Philip Augustus, in 1190, granted a charter to the French perfumers, who had formed a guild. This charter was, in 1357, confirmed by John, and in 1582 by Henry III., and remained in force until 1636. The importance of the craft in France is shown by the fact that under Colbert the perfumers or "parfumeurs-gantiers," as they were called, were granted patents which were registered in Parliament. In the seventeenth century Montpellier was the chief seat of the French perfumery industry; to-day it is Paris, and over fifty millions of francs' worth of perfumery are annually sold there. The parfumeurs-gantiers had the privilege of selling gloves of all possible kinds of material, as well as the leather required for them; they had the further privilege of perfuming gloves and selling all kinds of perfumes. Perfumed leather for gloves, purses, etc., was at that time imported from Spain. This leather was very expensive and fashionable, but on account of its penetrating odor its use for gloves was finally abandoned.

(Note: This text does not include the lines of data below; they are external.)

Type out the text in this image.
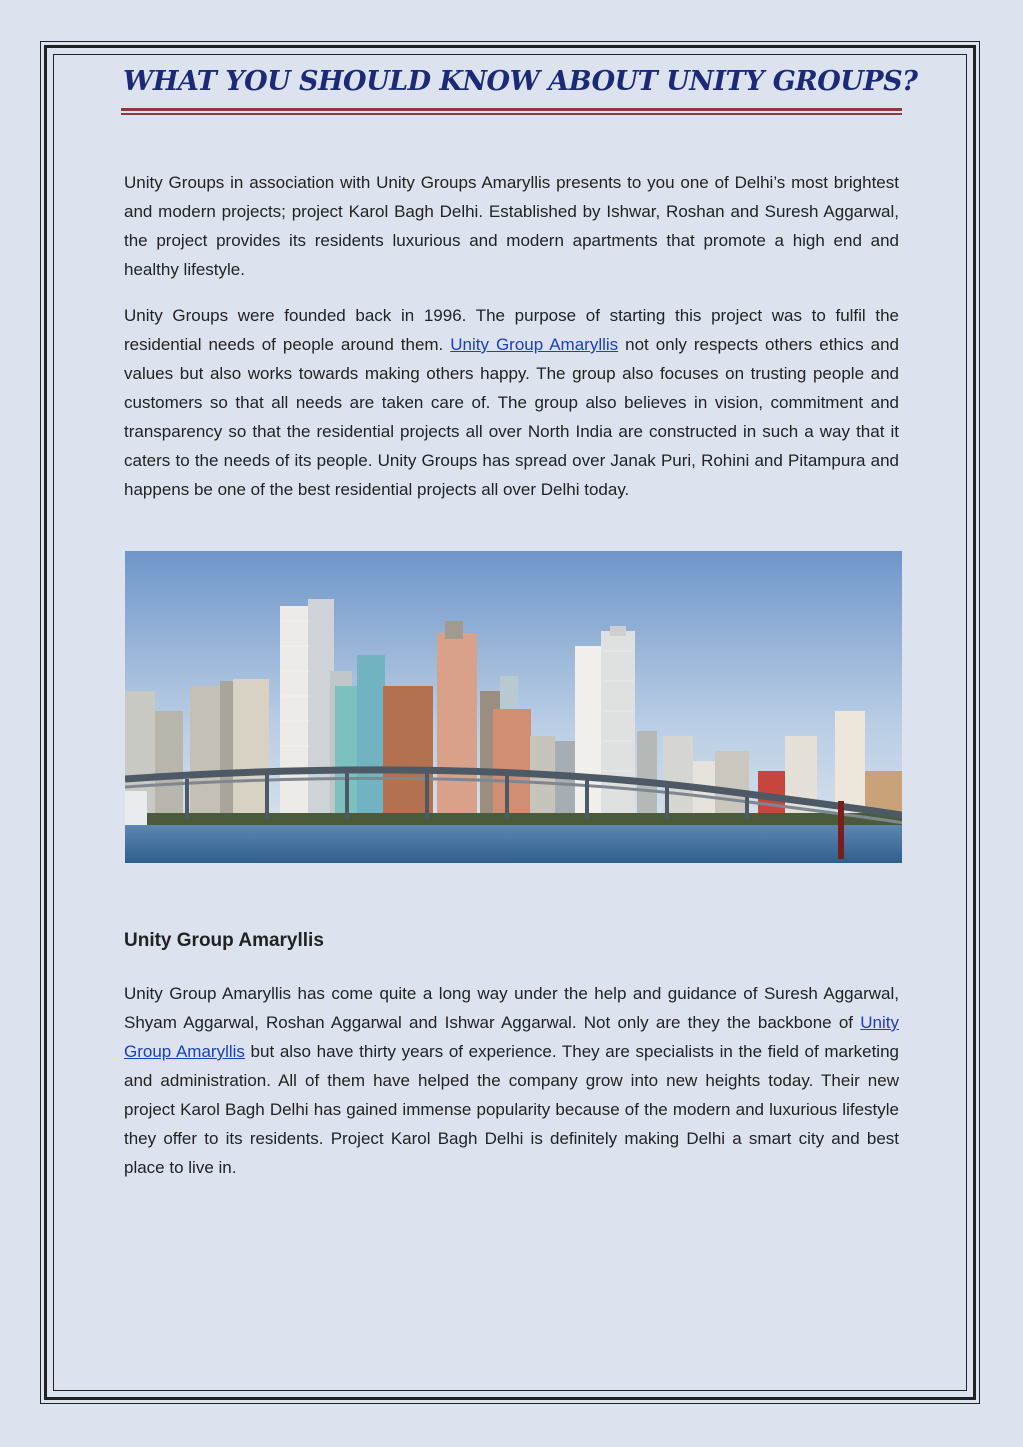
WHAT YOU SHOULD KNOW ABOUT UNITY GROUPS?

Unity Groups in association with Unity Groups Amaryllis presents to you one of Delhi’s most brightest and modern projects; project Karol Bagh Delhi. Established by Ishwar, Roshan and Suresh Aggarwal, the project provides its residents luxurious and modern apartments that promote a high end and healthy lifestyle.

Unity Groups were founded back in 1996. The purpose of starting this project was to fulfil the residential needs of people around them. Unity Group Amaryllis not only respects others ethics and values but also works towards making others happy. The group also focuses on trusting people and customers so that all needs are taken care of. The group also believes in vision, commitment and transparency so that the residential projects all over North India are constructed in such a way that it caters to the needs of its people. Unity Groups has spread over Janak Puri, Rohini and Pitampura and happens be one of the best residential projects all over Delhi today.

Unity Group Amaryllis

Unity Group Amaryllis has come quite a long way under the help and guidance of Suresh Aggarwal, Shyam Aggarwal, Roshan Aggarwal and Ishwar Aggarwal. Not only are they the backbone of Unity Group Amaryllis but also have thirty years of experience. They are specialists in the field of marketing and administration. All of them have helped the company grow into new heights today. Their new project Karol Bagh Delhi has gained immense popularity because of the modern and luxurious lifestyle they offer to its residents. Project Karol Bagh Delhi is definitely making Delhi a smart city and best place to live in.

In England perfumes were not in general use before the reign of Queen Elizabeth, when they soon became fashionable. Elizabeth had an especially finely developed sense of smell and nothing was more repugnant to her than a disagreeable odor. She had a cloak of perfumed Spanish leather, and even her shoes were perfumed. Perfumed gloves were also fashionable. The city soon imitated the practices of the court, and that an extravagant use was made of perfumeries and cosmetics is plainly seen from the works of the authors of that time, as well as from an act of Parliament passed in 1770. By the latter it is ordained that any woman, no matter of what age or rank, be she maid or widow, who deceives a man and inveigles him into matrimony by the use of perfumeries, false hair, Crépons d'Espagne (a paint), corsets, hooped petticoats, shoes with high heels, and false hips, shall suffer the penalty of the law for procuring, and the marriage shall be null and void.
[CHAPTER II.]
THE PERFUME-MATERIALS FOR THE MANUFACTURE OF PERFUMERY.
Most of the perfume-materials employed by the perfumer are derived from the vegetable kingdom; a few are of animal origin, whilst some are artificially prepared.
Of animal substances only four are used, namely: musk, castor or castoreum, civet, and ambergris; the separation of their characteristic odoriferous substances has, however, not yet been accomplished. The odor of plants is generally due to volatile substances called volatile or essential oils. Their occurrence is not limited to special parts, they being found in the flower, seed, wood, bast, bark, leaves, and root. However, in every plant the oil occurs chiefly in certain organs, and it even happens that the oil differs with the part of the plant whence it is derived. The odors exist already formed in the living plant, or else are generated, as in the instance of bitter almonds, by some reaction between the elements which takes place during fermentation or distillation.
From the strength of the odor of a plant no conclusion can be drawn as to the quantity of volatile oil present. If this were the case, the hyacinth, for instance, would contain more oil than the coniferae, whilst in fact it contains so little that it can be separated only with the greatest difficulty. The odor does not depend on the quantity, but on the quality of the oil; a plant may diffuse but little odor and still contain much volatile oil. Of the various families of plants, the labiatae, umbelliferae, and coniferae are richest in volatile oils.
In every climate plants diffuse odor, those growing in tropical latitudes being more prolific in this respect than the plants of colder regions, which, however, yield the most delicate perfume. Although the East Indies, Ceylon, Peru, and Mexico afford some of the choicest perfumes, Central Europe is the actual flower garden of the perfumer, Grasse, Cannes, and Nice being the principal places for the production of perfume-materials. Thanks to the geographical position of these places, the cultivator, within a comparatively narrow space, has at his disposal various climates suitable for the most perfect development of the plants. The Acacia Farnesiana grows on the seashore, without having to fear frost, which in one night might destroy the entire crop, while at the foot of the Alps, on Mount Esteral, the violet diffuses a much sweeter odor than in the hotter regions, where the olive and the tuberose reach perfect bloom. England asserts its superiority in oils of lavender and peppermint. The volatile oils obtained from plants cultivated in Mitcham and Hitchin command a considerably higher price than those from other localities, this preference being justified only by the delicacy of their perfume. Cannes is best suited for roses, acacias, jasmine, and neroli, while in Nimes, thyme, rosemary, and lavender are chiefly cultivated. Nice is celebrated for its violets, while Sicily furnishes the lemon and orange, and Italy the iris and bergamotte.